Greece bonds are losing value. Source: AP
Now is the case, the European leaders wanted to avoid at all costs occurred: The rating agency Standard & Poor’s (S & P), the score for the creditworthiness of Greece to "BB +" reduced – junk status. The worse the conditions for Greece. For 19 May have to refinance the Hellenes € 8.5 billion due to debt and are in need of financial assistance from other European countries, this can result in bankruptcy.
For holders of credit loans is not a new situation. About a year ago it was the bankruptcy of General Motors, which startled investors, now face new hardships of Greece. As in the debt crisis continues to drop its credit rating. Episode: Greece bonds lose more and more in value, the insurance premiums (credit default swaps) for the country are becoming more expensive.
As in some Greek bonds Credit Linked Notes (CLN stick) must also accept these certificates strong price decline. Landesbank Baden-Wurttemberg (LBBW) has launched several CLNs based on a basket of European government bonds. Investors receive this as a rule, somewhat higher interest rates than in the direct investment in the respective government bonds, but carry a higher risk of default. Should any of the reference entities fail in the basket, is the maturity of the credit loan is not repaid the face value of 100 percent, but investors receive bonds of the defaulted reference entities – and increases the likelihood that they get delivered Greece bonds or be miserable residual value . This concerns would be under the name "Synthia" current identification numbers LBW1D0, LBW6DN, LBW88T and LBW88U. "Occurs in these credit bonds until maturity, a credit event, investors the equivalent of the cheapest Greece-bond, which is located at the time on the market. What it is, you can not pre judge," said Dieter Berner, Certification Specialist at LBBW.
But when would occur in Greece at all a credit event? In the conditions of the certificates is with "non-payment, bankruptcy or debt restructuring translated. Dieter Berner be: "For example, Greece no longer meets its payment obligations or the equipment of the existing bonds, for example, the interest rate, the nominal value of the currency or maturity changes, the eradication of the CLNs is in Greek bonds." Conversely: Note means a result of support by the European Union (EU) or the International Monetary Fund (IMF) all government bonds remain in €, made the interest payments on time in the euro and the position of the debtor towards Greece deteriorated not lie with the LBBW Synthia no credit event before, so Berners.
In two credit bonds of DZ Bank (TSX: DZ6Z7E and DZ8JL5), the record under the name "Emma", Greece is represented as a reference entity. The increased risk of Greece bonds was reflected in the credit linked notes. The Emma-bond with the maturity to 2015 (WKN: DZ6Z7E) is listed on 04.28.2010 at about 77 percent, the LBBW Synthia euro government bonds (WKN: LBW6DN) at about 72 percent. The issue price in the summer of last year amounted to two papers still at 100 percent.

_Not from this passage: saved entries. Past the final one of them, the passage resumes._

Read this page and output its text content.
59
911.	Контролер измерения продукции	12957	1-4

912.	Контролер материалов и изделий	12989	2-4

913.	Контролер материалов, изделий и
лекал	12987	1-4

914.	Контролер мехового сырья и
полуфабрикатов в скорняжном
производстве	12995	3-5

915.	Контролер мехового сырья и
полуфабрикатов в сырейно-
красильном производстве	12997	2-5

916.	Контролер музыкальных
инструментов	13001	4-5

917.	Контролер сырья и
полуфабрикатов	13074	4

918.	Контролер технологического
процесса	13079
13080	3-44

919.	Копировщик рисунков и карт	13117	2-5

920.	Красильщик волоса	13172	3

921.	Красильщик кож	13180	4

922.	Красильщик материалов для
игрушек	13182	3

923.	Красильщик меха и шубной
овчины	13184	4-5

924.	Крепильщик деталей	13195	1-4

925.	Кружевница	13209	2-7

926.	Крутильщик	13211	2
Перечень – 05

Niels Nauhaus from the Consumer Baden-Wuerttemberg is the credit-linked notes generally skeptical of "diversifying Instead, as is suggested in the conditions there in the credit quality bonds formation of lumps of risks. If you want to use the higher chance of some government bonds, you should invest directly in these and sufficiently diversified. " Whether the interest is really the CLNs market conditions, investors could not estimate correctly, Nauhaus. This is an example of that bond Synthia clear: For a term until 09/20/2014 it throws off a return of 11.1 percent, a Greece-bond pays roughly the same period with almost 14 percent. By comparison, German government bonds with similar maturity offer a yield of 1.7 percent (as of 28/04/2010). Explosive composition
Besides the risk of Greece bears the holder of the bond credit rating while the credit risks of Italy, France and Denmark. In other credit-linked notes even Spain, Ireland and Portugal are represented in the basket – countries that are currently classified by market participants as problematic. The greater question their creditworthiness is made, the higher the losses from the CLNs. The Unicredit concedes it has no CLNs based on reference entities of the countries problems are found.
Even if we succeed in saving relief efforts with Greece, the affected investors not breathe. For now, Portugal is traded as the next candidate loose.